For RHEL 5/CentOS 5, you’ll have your hands full, but I’ve made it work once; see this page. For RHEL 6, you have two different ways to get there. I recommend you go to this helpful page and follow the instructions. Since I don’t plan to ever trust HP again, I can’t vouch for how it works on RHEL 6, but I’ll bet it’s close. The other option is simply upgrading using this SRPM and building it yourself for upgrade. It’s not precisely up to date, but closer than the bundled version.
Hmm… I’ve never had any trouble with CUPS — either back in the day when it first came to Linux, more recently on Ubuntu or on Mac OS X.
My experience has been mixed, but when I had problems, they were never simple to resolve. I suppose it matters that I’ve often been forced to use whatever clunky old printers I could get from thrift shops and flea markets. The few new printers I’ve bought didn’t always work, either. Ubuntu usually comes closest to getting it right the first try, and SUSE was usually tolerable. Once Red Hat want to EL, I’ve never had it easy. But since everything else about Red Hat seems to work better, I keep trying.
Still, I can’t see how everything Linux does absolutely must be networkable first and and foremost — the X server, CUPS, etc.

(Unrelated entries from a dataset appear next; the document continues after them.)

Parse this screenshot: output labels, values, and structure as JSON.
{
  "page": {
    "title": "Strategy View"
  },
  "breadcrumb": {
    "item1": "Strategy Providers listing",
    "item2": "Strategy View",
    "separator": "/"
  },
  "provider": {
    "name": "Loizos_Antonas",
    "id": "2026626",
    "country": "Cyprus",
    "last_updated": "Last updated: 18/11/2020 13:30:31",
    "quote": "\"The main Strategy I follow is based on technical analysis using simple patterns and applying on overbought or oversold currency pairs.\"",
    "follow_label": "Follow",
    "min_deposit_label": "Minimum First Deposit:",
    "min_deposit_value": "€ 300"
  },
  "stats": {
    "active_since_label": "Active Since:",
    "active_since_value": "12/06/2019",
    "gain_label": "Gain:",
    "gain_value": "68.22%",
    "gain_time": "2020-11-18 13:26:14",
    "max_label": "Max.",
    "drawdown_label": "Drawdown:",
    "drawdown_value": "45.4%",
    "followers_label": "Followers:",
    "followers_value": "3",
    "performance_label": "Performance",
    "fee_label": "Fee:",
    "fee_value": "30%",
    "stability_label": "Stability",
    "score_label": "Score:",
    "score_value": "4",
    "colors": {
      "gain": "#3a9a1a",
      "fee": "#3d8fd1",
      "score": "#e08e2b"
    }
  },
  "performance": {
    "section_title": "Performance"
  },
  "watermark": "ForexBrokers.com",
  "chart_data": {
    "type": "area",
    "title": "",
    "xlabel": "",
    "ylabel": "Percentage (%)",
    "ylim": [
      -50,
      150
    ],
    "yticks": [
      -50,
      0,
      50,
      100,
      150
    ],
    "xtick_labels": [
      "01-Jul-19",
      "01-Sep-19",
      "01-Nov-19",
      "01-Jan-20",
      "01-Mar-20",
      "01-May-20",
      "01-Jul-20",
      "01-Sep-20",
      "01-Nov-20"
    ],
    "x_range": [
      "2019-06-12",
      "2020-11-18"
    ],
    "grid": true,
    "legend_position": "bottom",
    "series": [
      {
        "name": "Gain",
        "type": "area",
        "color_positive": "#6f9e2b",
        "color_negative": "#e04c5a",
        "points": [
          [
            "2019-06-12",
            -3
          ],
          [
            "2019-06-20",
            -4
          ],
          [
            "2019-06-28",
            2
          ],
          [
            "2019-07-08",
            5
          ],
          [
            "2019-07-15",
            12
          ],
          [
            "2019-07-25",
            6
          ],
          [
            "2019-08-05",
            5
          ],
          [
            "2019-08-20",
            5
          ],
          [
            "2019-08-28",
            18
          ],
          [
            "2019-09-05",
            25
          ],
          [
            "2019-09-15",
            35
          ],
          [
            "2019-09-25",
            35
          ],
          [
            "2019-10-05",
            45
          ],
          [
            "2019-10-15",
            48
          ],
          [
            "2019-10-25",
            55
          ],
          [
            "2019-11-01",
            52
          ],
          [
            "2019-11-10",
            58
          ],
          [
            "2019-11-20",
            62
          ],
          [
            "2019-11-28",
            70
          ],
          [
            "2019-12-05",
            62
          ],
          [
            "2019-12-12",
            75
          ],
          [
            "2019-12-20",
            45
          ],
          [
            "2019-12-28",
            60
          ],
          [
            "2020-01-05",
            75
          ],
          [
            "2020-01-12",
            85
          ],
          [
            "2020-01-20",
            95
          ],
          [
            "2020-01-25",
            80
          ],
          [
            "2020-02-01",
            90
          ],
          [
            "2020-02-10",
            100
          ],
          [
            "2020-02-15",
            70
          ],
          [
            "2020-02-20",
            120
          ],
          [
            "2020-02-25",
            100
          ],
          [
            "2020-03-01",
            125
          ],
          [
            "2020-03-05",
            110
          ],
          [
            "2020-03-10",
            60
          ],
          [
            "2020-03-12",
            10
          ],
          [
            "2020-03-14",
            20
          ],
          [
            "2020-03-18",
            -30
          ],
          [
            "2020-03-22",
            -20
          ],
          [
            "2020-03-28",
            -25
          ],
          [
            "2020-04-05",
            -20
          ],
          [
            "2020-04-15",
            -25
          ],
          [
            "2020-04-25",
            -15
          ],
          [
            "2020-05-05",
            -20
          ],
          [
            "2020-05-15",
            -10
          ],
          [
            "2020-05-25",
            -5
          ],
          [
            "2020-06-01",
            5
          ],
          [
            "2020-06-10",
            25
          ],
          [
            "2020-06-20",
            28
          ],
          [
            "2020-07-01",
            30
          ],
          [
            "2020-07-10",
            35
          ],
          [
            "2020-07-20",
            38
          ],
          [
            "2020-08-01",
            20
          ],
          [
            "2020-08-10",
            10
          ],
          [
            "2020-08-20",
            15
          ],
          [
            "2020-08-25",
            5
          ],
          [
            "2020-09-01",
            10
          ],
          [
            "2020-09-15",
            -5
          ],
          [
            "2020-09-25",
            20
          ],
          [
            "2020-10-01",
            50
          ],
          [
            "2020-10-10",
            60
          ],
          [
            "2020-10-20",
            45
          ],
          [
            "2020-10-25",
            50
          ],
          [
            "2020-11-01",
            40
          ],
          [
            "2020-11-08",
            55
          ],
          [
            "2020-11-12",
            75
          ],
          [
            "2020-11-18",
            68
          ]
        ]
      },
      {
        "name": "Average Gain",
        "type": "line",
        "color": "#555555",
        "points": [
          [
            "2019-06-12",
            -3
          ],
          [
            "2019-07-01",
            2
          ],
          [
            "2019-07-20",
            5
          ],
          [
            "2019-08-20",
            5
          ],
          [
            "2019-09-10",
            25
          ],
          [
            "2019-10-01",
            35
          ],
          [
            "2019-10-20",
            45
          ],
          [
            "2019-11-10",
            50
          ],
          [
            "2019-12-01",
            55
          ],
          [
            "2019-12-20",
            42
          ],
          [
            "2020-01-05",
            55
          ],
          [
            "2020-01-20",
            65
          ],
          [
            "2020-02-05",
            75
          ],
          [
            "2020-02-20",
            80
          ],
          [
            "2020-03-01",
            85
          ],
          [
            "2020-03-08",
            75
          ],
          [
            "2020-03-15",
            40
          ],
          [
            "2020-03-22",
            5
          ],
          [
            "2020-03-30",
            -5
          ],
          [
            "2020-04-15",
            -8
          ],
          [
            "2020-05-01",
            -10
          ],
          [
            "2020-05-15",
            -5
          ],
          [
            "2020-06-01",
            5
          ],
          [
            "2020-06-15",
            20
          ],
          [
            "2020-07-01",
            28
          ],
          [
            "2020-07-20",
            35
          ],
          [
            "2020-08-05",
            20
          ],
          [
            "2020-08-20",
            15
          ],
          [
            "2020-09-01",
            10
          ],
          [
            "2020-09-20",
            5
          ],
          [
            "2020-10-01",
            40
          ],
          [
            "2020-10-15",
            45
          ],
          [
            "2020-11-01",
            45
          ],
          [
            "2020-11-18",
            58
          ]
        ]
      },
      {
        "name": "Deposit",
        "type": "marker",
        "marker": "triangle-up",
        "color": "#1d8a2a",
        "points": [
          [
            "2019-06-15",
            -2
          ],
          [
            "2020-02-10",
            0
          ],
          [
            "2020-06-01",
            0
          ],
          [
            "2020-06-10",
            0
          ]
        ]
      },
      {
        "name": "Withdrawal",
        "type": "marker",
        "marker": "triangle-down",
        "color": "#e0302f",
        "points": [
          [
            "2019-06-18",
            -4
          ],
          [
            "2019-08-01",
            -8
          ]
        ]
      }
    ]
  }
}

I’d say the vast majority of Linux installations never, ever use that networking functionality. Open Source developers don’t have a clue about the average user. The rest of us are saddled with it. There is no OS which doesn’t suck, but it seems Linux is still tolerable, since I can’t get BSD to work on my hardware. š
Yes, getting it to work on your hardware is important!
Interestingly, while OS X rejects the Linux-y server model on a number of counts — e.g. Quartz is not network transparent, unlike X — it does use CUPS as a server. Part of that, though, I think, is the desire to make it very simple for Bonjour/ZeroConf networking to provide access to shared printers.